Note: ReAct comes from “Reasoning and Act”, as introduced by the original paper. This has nothing to do with Facebook’s React.

Let’s try our simple fetch tool from earlier, but this time we are giving it to an ReAct agent!

import { createReactAgent } from "npm:@langchain/langgraph/prebuilt";

const agent = createReactAgent({
  llm: models.gemini25flash,
  tools: [webfetch],
  prompt:
    "You are a helpful assistant that uses the tools to fulfill the user's query.",
});

const result = await agent.invoke({
  messages: [
    {
      role: "user",
      content: "What is my IP? You can find it on https://jsonip.com",
    },
  ],
});

result will be the final chat log that has gone through multiple rounds of chat completion. It should look something like this:

👤 User:
What is my IP? You can find it on https://jsonip.com
🛠️ Tool:
webfetch({url: "https://jsonip.com"}) -> {"ip":"219.35.66.240"}
🤖 Assistant:
Your IP address is 219.35.66.240.

Okay, pretty good. It works, but this is also a pretty easy scenario. If this really is a proper agent, it should also handle multiple roundtrips.
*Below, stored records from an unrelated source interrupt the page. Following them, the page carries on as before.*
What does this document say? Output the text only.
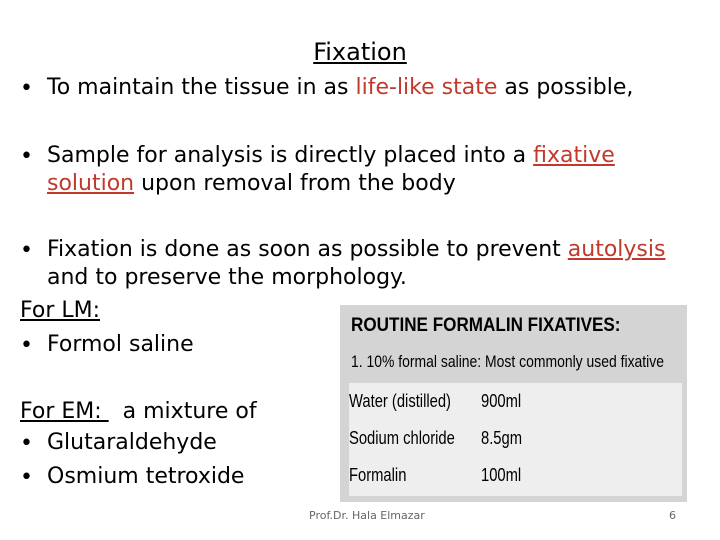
Fixation
• To maintain the tissue in as life-like state as possible,
• Sample for analysis is directly placed into a fixative
solution upon removal from the body
• Fixation is done as soon as possible to prevent autolysis
and to preserve the morphology.
For LM:
• Formol saline
For EM: a mixture of
• Glutaraldehyde
• Osmium tetroxide
ROUTINE FORMALIN FIXATIVES:
1. 10% formal saline: Most commonly used fixative
Water (distilled) 900ml
Sodium chloride 8.5gm
Formalin	100ml
Prof.Dr. Hala Elmazar	6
Let’s try something slightly more complex:

const result = await agent.invoke({
  messages: [
    {
      role: "user",
      content: `
        Go to https://surma.dev, find
        the very first blog post ever
        published, and give me the
        "golden rule" it mentions.
      `,
    },
  ],
});

👤 User:
Go to https://surma.dev, find the very first blog post ever published, and give me the "golden rule" it mentions.
🛠️ Tool:
webfetch({url: "https://surma.dev"}) -> <!doctype html> ...
🛠️ Tool:
webfetch({url: "https://surma.dev/things/"}) -> <!doctype html> ...
🛠️ Tool:
webfetch({url: "https://surma.dev/things/maelstromgaming"}) -> <!doctype html> ...
🤖 Assistant:
The “golden rule” mentioned in the very first blog post on surma.dev, titled “Maelstrom Gaming and 12 fps” and published on November 11, 2015, is: “Always profile. Don’t guess where your bottlenecks are but gather hard numbers first.”

Now that is slightly more exciting! (And the golden rule is still as sound as ever!)

Agent Clusters

Now we know that agents can be modelled as graphs under the hood. From the outside, however, they are just a simple, async call to the invoke() method. We also know that every node in a graph is just an async function, so... a node in a graph could be an entire agent itself! It’s nested graphs. How wild.
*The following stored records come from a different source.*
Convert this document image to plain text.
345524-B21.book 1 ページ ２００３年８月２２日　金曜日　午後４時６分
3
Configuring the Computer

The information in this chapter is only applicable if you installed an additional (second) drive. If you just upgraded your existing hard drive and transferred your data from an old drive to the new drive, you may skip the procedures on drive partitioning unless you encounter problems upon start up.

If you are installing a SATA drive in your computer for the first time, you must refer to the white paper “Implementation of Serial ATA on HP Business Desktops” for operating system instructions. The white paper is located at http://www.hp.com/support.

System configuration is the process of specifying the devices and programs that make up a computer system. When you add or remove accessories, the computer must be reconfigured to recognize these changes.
That is what agent clusters and swarms are. In fact, there are a plethora of multi-agent architectures, and the LangGraph docs list a couple of them and how to build them using LangGraph. In general, the LangGraphJS docs are pretty disappointing when it comes to documenting the actual JS API, but contain loads of insight and examples for architectures.

A coding cluster

For example, we could imagine a small cluster of agents that implement web apps for you!

I am not saying this is a good architecture by any means. But you should look at this and feel like you’d be able to implement this now!